Met het besluit van 5 februari 2013 heeft de raad uitvoering gegeven aan evenvermelde uitspraak.
3. De raad acht de door [appellant] beoogde bebouwing niet in overeenstemming met de Visie Bebouwingsconcentraties. De raad stelt dat in deze visie bebouwingsconcentraties zijn aangewezen, waarbinnen zich waardevolle open plekken bevinden die kenmerkend voor de omgeving worden geacht en behouden dienen te blijven. Het bouwen van een woning op de beoogde locatie leidt volgens de raad tot aantasting van een waardevolle en historische open ruimte en tot onderbreking van de zichtlijn naar het verdere buitengebied. De raad stelt voorts dat in de visie is neergelegd dat een nieuwe woning slechts aan een verhard pad mag worden gerealiseerd. Het te bebouwen perceel ligt volgens de raad aan een onverhard pad. Dit pad is kenmerkend voor het historische karakter van de bebouwingsconcentratie, waarbinnen de bouwlocatie valt. Het is niet wenselijk dit pad te verharden voor de bouw van een nieuwe woning, aldus de raad.
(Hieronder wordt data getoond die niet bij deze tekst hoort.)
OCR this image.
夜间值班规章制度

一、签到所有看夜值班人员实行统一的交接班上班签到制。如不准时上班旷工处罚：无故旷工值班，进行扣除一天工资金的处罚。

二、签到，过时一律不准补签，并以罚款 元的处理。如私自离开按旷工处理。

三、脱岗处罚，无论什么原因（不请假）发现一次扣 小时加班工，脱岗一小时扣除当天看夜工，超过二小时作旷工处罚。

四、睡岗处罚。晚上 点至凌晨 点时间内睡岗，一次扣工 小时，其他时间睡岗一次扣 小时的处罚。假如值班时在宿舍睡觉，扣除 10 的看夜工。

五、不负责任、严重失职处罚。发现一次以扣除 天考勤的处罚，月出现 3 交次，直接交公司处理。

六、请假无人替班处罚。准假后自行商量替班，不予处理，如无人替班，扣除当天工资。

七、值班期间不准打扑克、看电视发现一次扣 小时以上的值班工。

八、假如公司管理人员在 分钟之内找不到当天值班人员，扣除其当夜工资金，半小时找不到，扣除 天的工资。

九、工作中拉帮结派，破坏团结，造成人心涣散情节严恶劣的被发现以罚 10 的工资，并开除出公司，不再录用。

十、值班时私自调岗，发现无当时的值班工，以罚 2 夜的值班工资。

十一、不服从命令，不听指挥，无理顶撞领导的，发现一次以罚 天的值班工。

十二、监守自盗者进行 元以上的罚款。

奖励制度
4. [appellant] betoogt dat de raad ten onrechte heeft geweigerd het plan vast te stellen. Hij voert aan dat de raad ten onrechte de Visie Bebouwingsconcentraties aan het besluit ten grondslag heeft gelegd, nu deze visie volgens hem ten tijde van de besluitvorming geen deel uitmaakte van het door de raad te voeren beleid. [appellant] betoogt voorts dat de raad zich ten onrechte op het standpunt heeft gesteld dat het bestemmingsplan niet in overeenstemming met de Visie Bebouwingsconcentratie is. [appellant] voert daartoe onder meer aan dat met de door hem beoogde bebouwing de openheid in het buitengebied, zoals beschreven in de Visie Bebouwingsconcentraties, behouden blijft en dat het te bebouwen perceel via een verharde weg bereikbaar is.
5. Bij de beoordeling van een aanvraag tot vaststelling van een bestemmingsplan heeft de raad, zoals hiervoor al is overwogen, beleidsvrijheid. De raad heeft deze aan hem toekomende beleidsvrijheid in dit geval nader ingevuld door het vaststellen van de Visie Bebouwingsconcentraties.
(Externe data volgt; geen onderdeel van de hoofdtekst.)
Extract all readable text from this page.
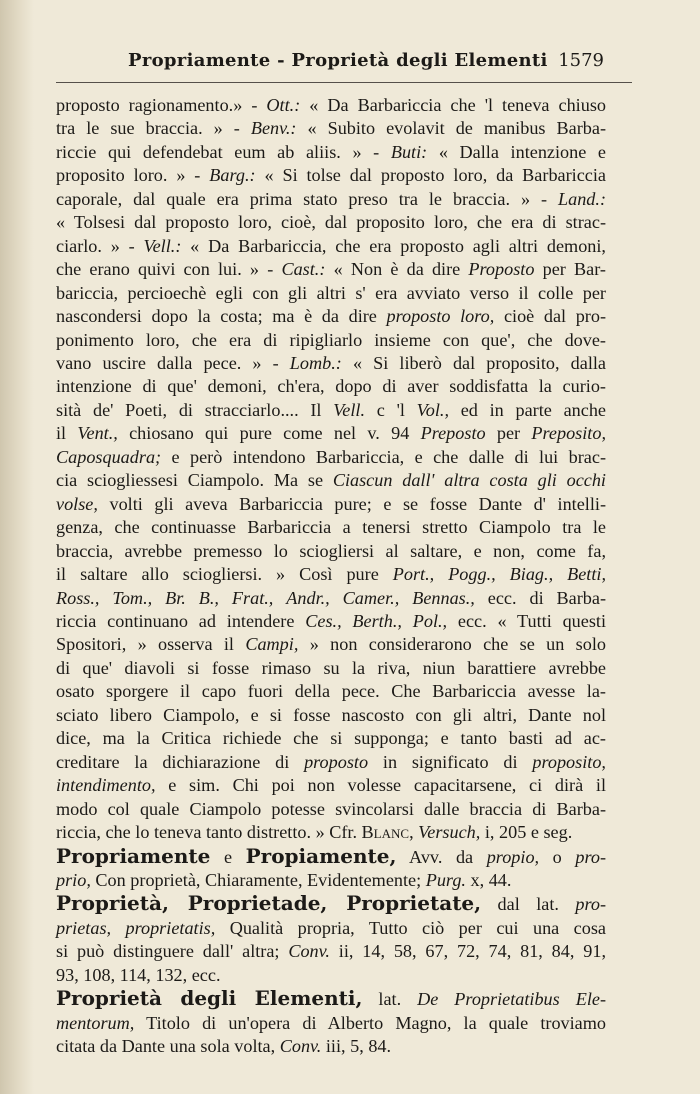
Propriamente - Proprietà degli Elementi 1579

proposto ragionamento.» - Ott.: « Da Barbariccia che 'l teneva chiuso
tra le sue braccia. » - Benv.: « Subito evolavit de manibus Barba-
riccie qui defendebat eum ab aliis. » - Buti: « Dalla intenzione e
proposito loro. » - Barg.: « Si tolse dal proposto loro, da Barbariccia
caporale, dal quale era prima stato preso tra le braccia. » - Land.:
« Tolsesi dal proposto loro, cioè, dal proposito loro, che era di strac-
ciarlo. » - Vell.: « Da Barbariccia, che era proposto agli altri demoni,
che erano quivi con lui. » - Cast.: « Non è da dire Proposto per Bar-
bariccia, percioechè egli con gli altri s' era avviato verso il colle per
nascondersi dopo la costa; ma è da dire proposto loro, cioè dal pro-
ponimento loro, che era di ripigliarlo insieme con que', che dove-
vano uscire dalla pece. » - Lomb.: « Si liberò dal proposito, dalla
intenzione di que' demoni, ch'era, dopo di aver soddisfatta la curio-
sità de' Poeti, di stracciarlo.... Il Vell. c 'l Vol., ed in parte anche
il Vent., chiosano qui pure come nel v. 94 Preposto per Preposito,
Caposquadra; e però intendono Barbariccia, e che dalle di lui brac-
cia sciogliessesi Ciampolo. Ma se Ciascun dall' altra costa gli occhi
volse, volti gli aveva Barbariccia pure; e se fosse Dante d' intelli-
genza, che continuasse Barbariccia a tenersi stretto Ciampolo tra le
braccia, avrebbe premesso lo sciogliersi al saltare, e non, come fa,
il saltare allo sciogliersi. » Così pure Port., Pogg., Biag., Betti,
Ross., Tom., Br. B., Frat., Andr., Camer., Bennas., ecc. di Barba-
riccia continuano ad intendere Ces., Berth., Pol., ecc. « Tutti questi
Spositori, » osserva il Campi, » non considerarono che se un solo
di que' diavoli si fosse rimaso su la riva, niun barattiere avrebbe
osato sporgere il capo fuori della pece. Che Barbariccia avesse la-
sciato libero Ciampolo, e si fosse nascosto con gli altri, Dante nol
dice, ma la Critica richiede che si supponga; e tanto basti ad ac-
creditare la dichiarazione di proposto in significato di proposito,
intendimento, e sim. Chi poi non volesse capacitarsene, ci dirà il
modo col quale Ciampolo potesse svincolarsi dalle braccia di Barba-
riccia, che lo teneva tanto distretto. » Cfr. Blanc, Versuch, i, 205 e seg.

Propriamente e Propiamente, Avv. da propio, o pro-
prio, Con proprietà, Chiaramente, Evidentemente; Purg. x, 44.

Proprietà, Proprietade, Proprietate, dal lat. pro-
prietas, proprietatis, Qualità propria, Tutto ciò per cui una cosa
si può distinguere dall' altra; Conv. ii, 14, 58, 67, 72, 74, 81, 84, 91,
93, 108, 114, 132, ecc.

Proprietà degli Elementi, lat. De Proprietatibus Ele-
mentorum, Titolo di un'opera di Alberto Magno, la quale troviamo
citata da Dante una sola volta, Conv. iii, 5, 84.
De Visie Bebouwingsconcentraties is door de raad vastgesteld op 26 juni 2012. De Afdeling overweegt dat deze visie ten tijde van de besluitvorming op de aanvraag deel uitmaakte van het gemeentelijke beleid. [appellant] heeft niet aangevoerd dat dit beleid onredelijk is. In hetgeen [appellant] heeft aangevoerd ziet de Afdeling geen aanleiding voor het oordeel dat de raad de Visie Bebouwingsconcentraties niet aan het besluit van 5 februari 2013 ten grondslag heeft mogen leggen.
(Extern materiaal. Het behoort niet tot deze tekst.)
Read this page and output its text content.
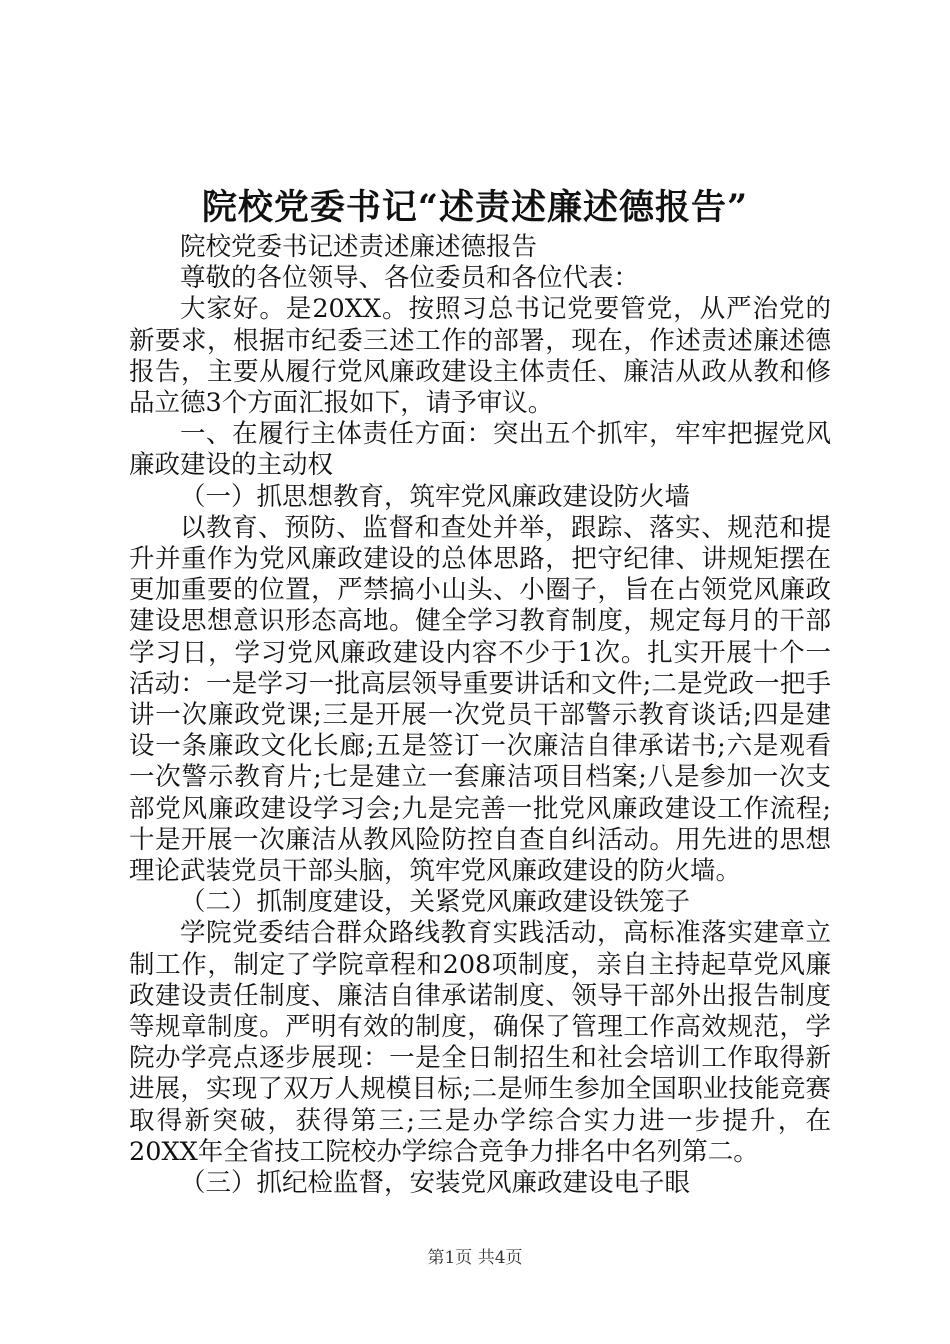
院校党委书记“述责述廉述德报告”

院校党委书记述责述廉述德报告

尊敬的各位领导、各位委员和各位代表：

大家好。是20XX。按照习总书记党要管党，从严治党的新要求，根据市纪委三述工作的部署，现在，作述责述廉述德报告，主要从履行党风廉政建设主体责任、廉洁从政从教和修品立德3个方面汇报如下，请予审议。

一、在履行主体责任方面：突出五个抓牢，牢牢把握党风廉政建设的主动权

（一）抓思想教育，筑牢党风廉政建设防火墙

以教育、预防、监督和查处并举，跟踪、落实、规范和提升并重作为党风廉政建设的总体思路，把守纪律、讲规矩摆在更加重要的位置，严禁搞小山头、小圈子，旨在占领党风廉政建设思想意识形态高地。健全学习教育制度，规定每月的干部学习日，学习党风廉政建设内容不少于1次。扎实开展十个一活动：一是学习一批高层领导重要讲话和文件;二是党政一把手讲一次廉政党课;三是开展一次党员干部警示教育谈话;四是建设一条廉政文化长廊;五是签订一次廉洁自律承诺书;六是观看一次警示教育片;七是建立一套廉洁项目档案;八是参加一次支部党风廉政建设学习会;九是完善一批党风廉政建设工作流程;十是开展一次廉洁从教风险防控自查自纠活动。用先进的思想理论武装党员干部头脑，筑牢党风廉政建设的防火墙。

（二）抓制度建设，关紧党风廉政建设铁笼子

学院党委结合群众路线教育实践活动，高标准落实建章立制工作，制定了学院章程和208项制度，亲自主持起草党风廉政建设责任制度、廉洁自律承诺制度、领导干部外出报告制度等规章制度。严明有效的制度，确保了管理工作高效规范，学院办学亮点逐步展现：一是全日制招生和社会培训工作取得新进展，实现了双万人规模目标;二是师生参加全国职业技能竞赛取得新突破，获得第三;三是办学综合实力进一步提升，在20XX年全省技工院校办学综合竞争力排名中名列第二。

（三）抓纪检监督，安装党风廉政建设电子眼

第1页 共4页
De Visie Bebouwingsconcentraties heeft als doel een bijdrage te leveren aan de verbetering van de ruimtelijke kwaliteit van het buitengebied van de gemeente Cranendonck en voorziet in voorwaarden voor het realiseren van nieuwe burgerwoningen in het buitengebied binnen de aangewezen bebouwingsconcentraties. Eén van de aangewezen bebouwingsconcentraties is de bebouwingsconcentratie "De Moosten - Strijperdijk - Kluttershoek", waarbinnen de door [appellant] beoogde bouwlocatie ligt. Volgens de visie kenmerkt deze bebouwingsconcentratie zich door een kleinschalige opzet met een aantal wegsplitsingen. Rond deze splitsingen liggen enkele open, karakteristieke plekken. Het omliggende landschap bestaat uit open agrarische velden, die overvloeien in een groot boscomplex. Op de zoneringskaart 6 in de visie wordt deze bebouwingsconcentratie weergegeven. De rood gearceerde delen op de kaart geven de gronden aan waarop geen ruimte voor ruimte-woning is toegestaan. De bijbehorende paragraaf 6.1.6 vermeldt dat verdere verdichting van het landschap, bestaande uit open agrarische velden, op die gronden niet wenselijk wordt geacht. Vaststaat dat de door [appellant] beoogde bouwlocatie binnen die gronden ligt.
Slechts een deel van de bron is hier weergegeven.